One of the characters, Arava, she's quiet and she says out loud, "I don't believe in this shit anymore. It's not with me anymore. I don't care." She has done some bad stuff and, and then there's the other girl who is always talking about God, but she's the one doing things that are quote unquote questionable. She's the one that wants to go, pray, and go through this process of redemption, but the other one ends up doing it instead. It's kind of how practice and belief are sometimes really far away from each other.

 

That's so interesting. There's a lot of different pieces of cinema written and revolved around the Jewish community, especially in New York. So it's super interesting to hear from you and your perspective on it. Maybe not just showing the modesty, rules, or the things that are for people who aren't Jewish.

 

I love that you said that, because sometimes I'm like, does what I try to do actually communicate? What you said is so reassuring because that was one of my biggest challenges. When I see all these films that showed in Cannes, that were kind of anti-orthodox, or films that talk about oppression of women in the orthodox community. It's shocking.

 

For shock value.

 

Exactly. Filmmakers kind of unfortunately fall into knowing that, okay, if I make a film about an oppressed woman in the orthodox community, people are gonna click, people are gonna wanna see it. I don't see my own representation in anything actually. When we were kids, we were punk fucks, but we looked like teenagers everywhere. But because it happens in Jerusalem, it has an extra thing to it that I think is interesting.

 

I find these topics so interesting where someone is brought up to believe certain things and then develops that intrinsic feeling inside to question that, which I feel takes a lot of strength and bravery. Going against what you already know, especially in communities where you're so conditioned to believe that things are one way.

 

We all have taboos in our society in different ways. Once you're not a part of mainstream society, you are probably more likely to question certain things.
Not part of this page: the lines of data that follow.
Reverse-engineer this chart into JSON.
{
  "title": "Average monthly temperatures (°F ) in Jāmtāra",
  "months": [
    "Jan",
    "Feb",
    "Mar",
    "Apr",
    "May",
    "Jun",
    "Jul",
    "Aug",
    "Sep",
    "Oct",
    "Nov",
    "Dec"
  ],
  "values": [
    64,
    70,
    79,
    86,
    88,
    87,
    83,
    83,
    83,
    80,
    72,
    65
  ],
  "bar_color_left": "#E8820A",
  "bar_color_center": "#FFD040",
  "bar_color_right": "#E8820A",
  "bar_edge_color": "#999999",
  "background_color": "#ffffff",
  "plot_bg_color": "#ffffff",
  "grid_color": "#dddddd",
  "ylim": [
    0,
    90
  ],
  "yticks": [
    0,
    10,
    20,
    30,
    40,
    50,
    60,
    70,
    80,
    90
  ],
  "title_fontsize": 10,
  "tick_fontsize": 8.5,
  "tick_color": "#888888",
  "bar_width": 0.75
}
That's the case with the characters in my film.

 

What message do you want your audience to take away after watching your movie?

 

I always have a different feeling when I think about that. Every day it's something else, but I guess today I would say that I really would love the audience to not look at the characters in a judgmental way. And on the same note, to not look at people in such a judgmental way, in a polarizing way. I would love to bring a little bit more nuance back to the way we look at people and their worlds.